La Direction du Développement et de la Coopération (DDC) a été créée il y a 50 ans sous le nom du Service Suisse des Volontaires. L’orateur, qui a passé 40 années dans cette filière, a survolé les défis de 1970 à aujourd’hui.

Les premiers défis furent d’enseigner la bonne gouvernance, soit la présentation correcte des activités et des comptes ainsi que la transparence, surtout si le projet ne se déroule pas comme prévu. Il ne faut pas oublier l’efficacité, car il est nécessaire que les gens participent à la construction démocratique des États. Ces défis ne sont pas simples à mettre en place, surtout en Afrique.

La première mission de l’orateur fut à Madagascar où il travailla à un projet de gouvernance en télécommunications. Pas simple avec les coups d’État qui se succèdent et le pays qui passe du néocolonialisme à une idéologie copiée sur celle de la Corée du Nord. L’orateur quitta le pays en 1980, puis la DDC en 1986 car la conduite du pays et la gouvernance étaient devenues misérables. Un simple exemple : en 1970 le pays exportait 200'000 t. de riz tout en nourrissant sa population ; 10 ans plus tard le pays en importait 200'000 t. pour cause de mauvaise politique et de spoliation de la terre des paysans.

M. Bugnard fut ensuite envoyé au Mali, pays qui souffrait d’une grande sécheresse. En bons Occidentaux la DDC pensait que nous avions des connaissances à transmettre aux populations du Tiers Monde. Il fallait compenser l’assèchement des puits par captage d’eau dans la nappe phréatique, gérer une catastrophe telle que la sécheresse et organiser les transports de vivres depuis les régions nanties du globe. Et surtout aller vers des besoins réels en envoyant de l’argent pour acheter des vivres et pas des couvertures car l’hiver est chaud et les autochtones maîtrisent le tissage...

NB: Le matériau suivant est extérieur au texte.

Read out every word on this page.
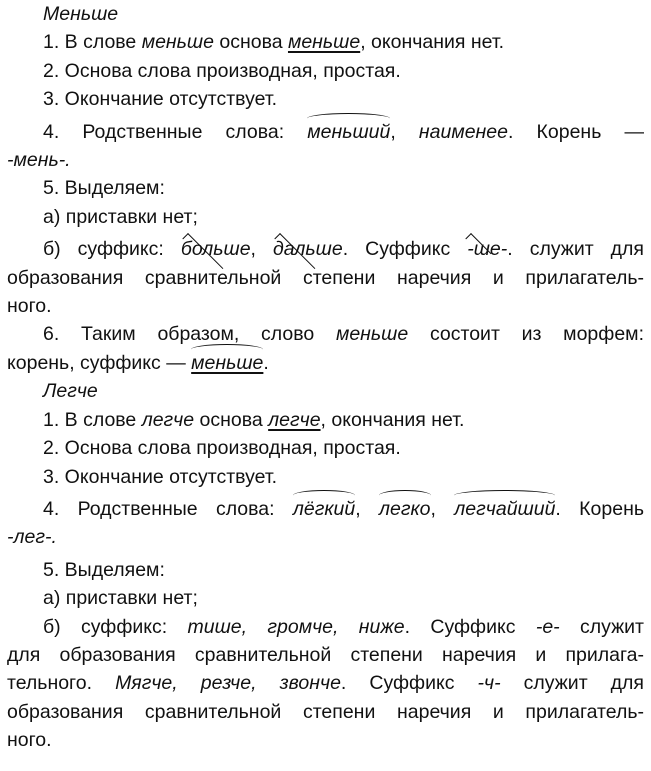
Меньше
1. В слове меньше основа меньше, окончания нет.
2. Основа слова производная, простая.
3. Окончание отсутствует.
4. Родственные слова: меньший, наименее. Корень —
-мень-.
5. Выделяем:
а) приставки нет;
б) суффикс: больше, дальше. Суффикс -ше-. служит для
образования сравнительной степени наречия и прилагатель-
ного.
6. Таким образом, слово меньше состоит из морфем:
корень, суффикс — меньше.
Легче
1. В слове легче основа легче, окончания нет.
2. Основа слова производная, простая.
3. Окончание отсутствует.
4. Родственные слова: лёгкий, легко, легчайший. Корень
-лег-.
5. Выделяем:
а) приставки нет;
б) суффикс: тише, громче, ниже. Суффикс -е- служит
для образования сравнительной степени наречия и прилага-
тельного. Мягче, резче, звонче. Суффикс -ч- служит для
образования сравнительной степени наречия и прилагатель-
ного.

Il faut relever que bien des projets pensés dans les bureaux de Washington ou de Paris n’étaient pas faciles à réaliser sur place ! Baisser les prix de production, supprimer les subventions à l’agriculture, envoyer des armées d’experts pour analyser la situation ne sont pas les solutions adéquates pour des peuples qui ne veulent pas produire plus pour consommer plus et qui donnent beaucoup plus d’importance à la qualité de vie et à la stabilité sociale. Au lieu d’envoyer jusqu’à 350 missions d’experts par an dans un pays, ne serait-il pas mieux de rétribuer correctement les gens qui cultivent le coton et éviter que l’on ne trouve des T-shirts à 10.- sur le marché ?

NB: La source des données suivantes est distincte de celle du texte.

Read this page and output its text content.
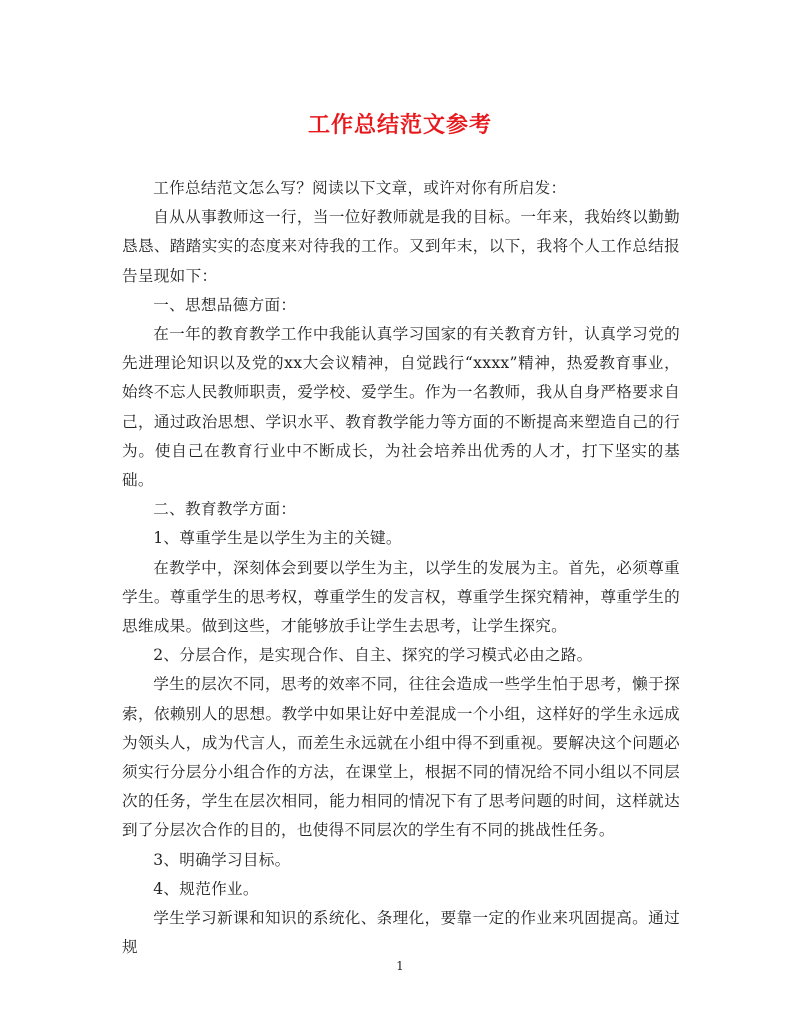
工作总结范文参考

工作总结范文怎么写？阅读以下文章，或许对你有所启发：

自从从事教师这一行，当一位好教师就是我的目标。一年来，我始终以勤勤恳恳、踏踏实实的态度来对待我的工作。又到年末，以下，我将个人工作总结报告呈现如下：

一、思想品德方面：

在一年的教育教学工作中我能认真学习国家的有关教育方针，认真学习党的先进理论知识以及党的xx大会议精神，自觉践行“xxxx”精神，热爱教育事业，始终不忘人民教师职责，爱学校、爱学生。作为一名教师，我从自身严格要求自己，通过政治思想、学识水平、教育教学能力等方面的不断提高来塑造自己的行为。使自己在教育行业中不断成长，为社会培养出优秀的人才，打下坚实的基础。

二、教育教学方面：

1、尊重学生是以学生为主的关键。

在教学中，深刻体会到要以学生为主，以学生的发展为主。首先，必须尊重学生。尊重学生的思考权，尊重学生的发言权，尊重学生探究精神，尊重学生的思维成果。做到这些，才能够放手让学生去思考，让学生探究。

2、分层合作，是实现合作、自主、探究的学习模式必由之路。

学生的层次不同，思考的效率不同，往往会造成一些学生怕于思考，懒于探索，依赖别人的思想。教学中如果让好中差混成一个小组，这样好的学生永远成为领头人，成为代言人，而差生永远就在小组中得不到重视。要解决这个问题必须实行分层分小组合作的方法，在课堂上，根据不同的情况给不同小组以不同层次的任务，学生在层次相同，能力相同的情况下有了思考问题的时间，这样就达到了分层次合作的目的，也使得不同层次的学生有不同的挑战性任务。

3、明确学习目标。

4、规范作业。

学生学习新课和知识的系统化、条理化，要靠一定的作业来巩固提高。通过规

1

Après l’Afrique, M. Bugnard passa plusieurs années au Népal et au Pakistan, un pays fragile marqué par des guerres civiles, la faillite économique, où les ethnies ont leurs propres buts comme la sécession, le rattachement à d’autres pays, sans oublier qu’une communauté islamique pure et dure n’a qu’un l’interlocuteur : Allah !

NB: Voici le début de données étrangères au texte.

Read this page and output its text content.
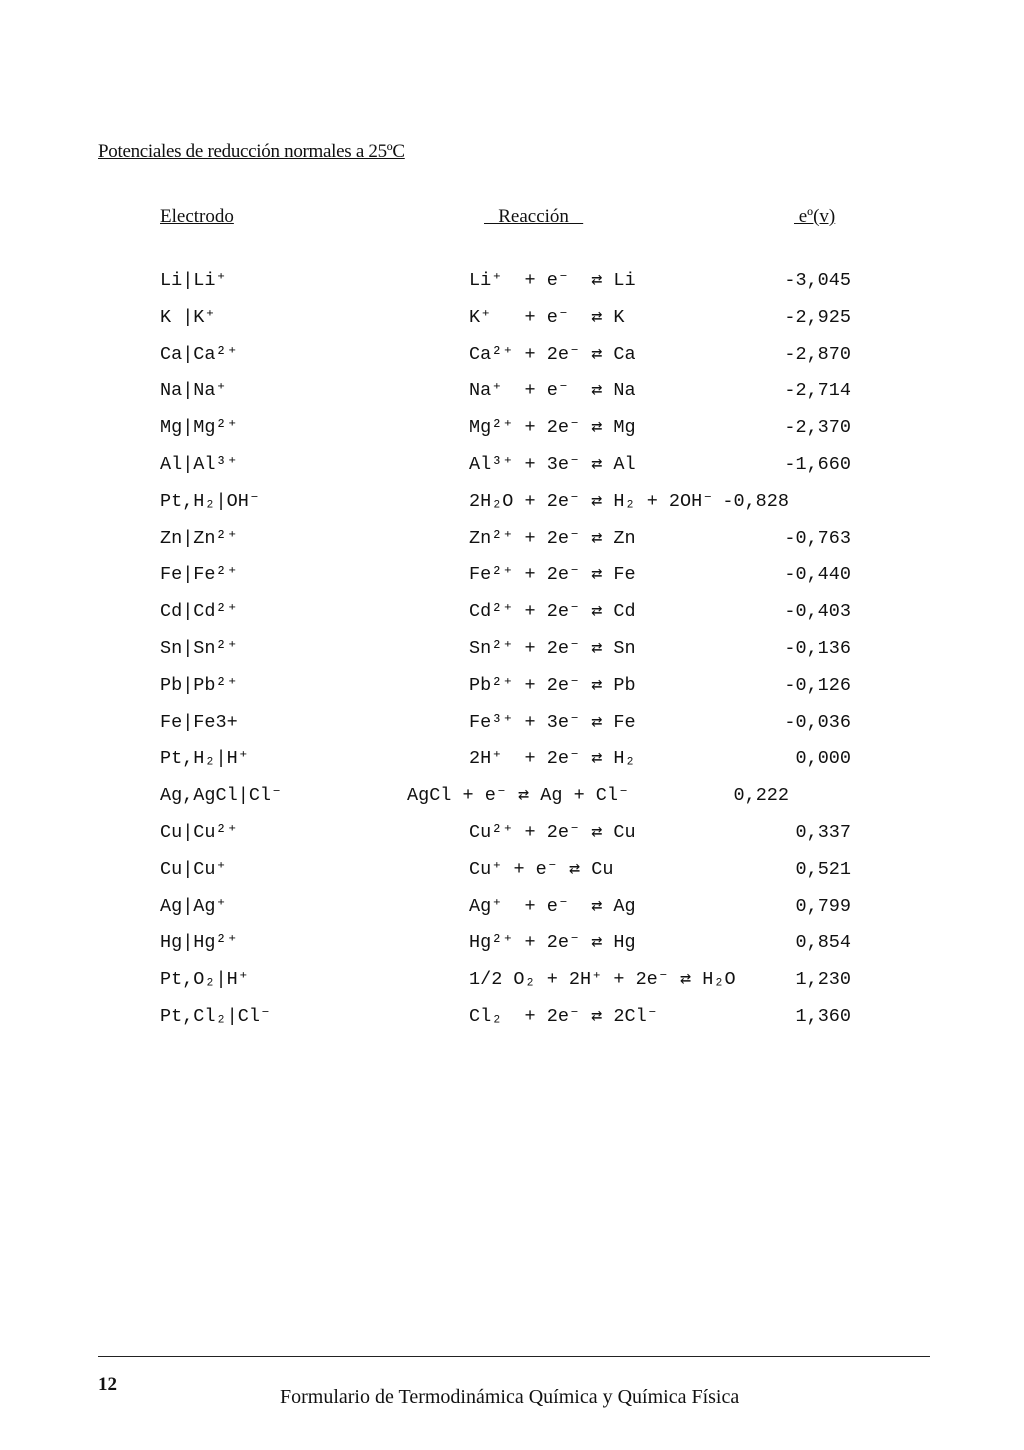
Potenciales de reducción normales a 25ºC
Electrodo	Reacción	eº(v)
Li|Li⁺	Li⁺  + e⁻  ⇄ Li	-3,045
K |K⁺	K⁺   + e⁻  ⇄ K	-2,925
Ca|Ca²⁺	Ca²⁺ + 2e⁻ ⇄ Ca	-2,870
Na|Na⁺	Na⁺  + e⁻  ⇄ Na	-2,714
Mg|Mg²⁺	Mg²⁺ + 2e⁻ ⇄ Mg	-2,370
Al|Al³⁺	Al³⁺ + 3e⁻ ⇄ Al	-1,660
Pt,H₂|OH⁻	2H₂O + 2e⁻ ⇄ H₂ + 2OH⁻ -0,828
Zn|Zn²⁺	Zn²⁺ + 2e⁻ ⇄ Zn	-0,763
Fe|Fe²⁺	Fe²⁺ + 2e⁻ ⇄ Fe	-0,440
Cd|Cd²⁺	Cd²⁺ + 2e⁻ ⇄ Cd	-0,403
Sn|Sn²⁺	Sn²⁺ + 2e⁻ ⇄ Sn	-0,136
Pb|Pb²⁺	Pb²⁺ + 2e⁻ ⇄ Pb	-0,126
Fe|Fe3+	Fe³⁺ + 3e⁻ ⇄ Fe	-0,036
Pt,H₂|H⁺	2H⁺  + 2e⁻ ⇄ H₂	0,000
Ag,AgCl|Cl⁻	AgCl + e⁻ ⇄ Ag + Cl⁻	0,222
Cu|Cu²⁺	Cu²⁺ + 2e⁻ ⇄ Cu	0,337
Cu|Cu⁺	Cu⁺ + e⁻ ⇄ Cu	0,521
Ag|Ag⁺	Ag⁺  + e⁻  ⇄ Ag	0,799
Hg|Hg²⁺	Hg²⁺ + 2e⁻ ⇄ Hg	0,854
Pt,O₂|H⁺	1/2 O₂ + 2H⁺ + 2e⁻ ⇄ H₂O	1,230
Pt,Cl₂|Cl⁻	Cl₂  + 2e⁻ ⇄ 2Cl⁻	1,360
12
Formulario de Termodinámica Química y Química Física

L’entrée de la Suisse aux Nations Unies fut une ouverture pour la DDC. Pour le Tiers Monde les thèmes actuels sont le changement climatique, l’eau potable, les migrations, les conflits locaux et encore et toujours l’alimentation. Il reste énormément à faire, la tendance étant à l’augmentation des besoins mais à la baisse de l’engagement des Occidentaux.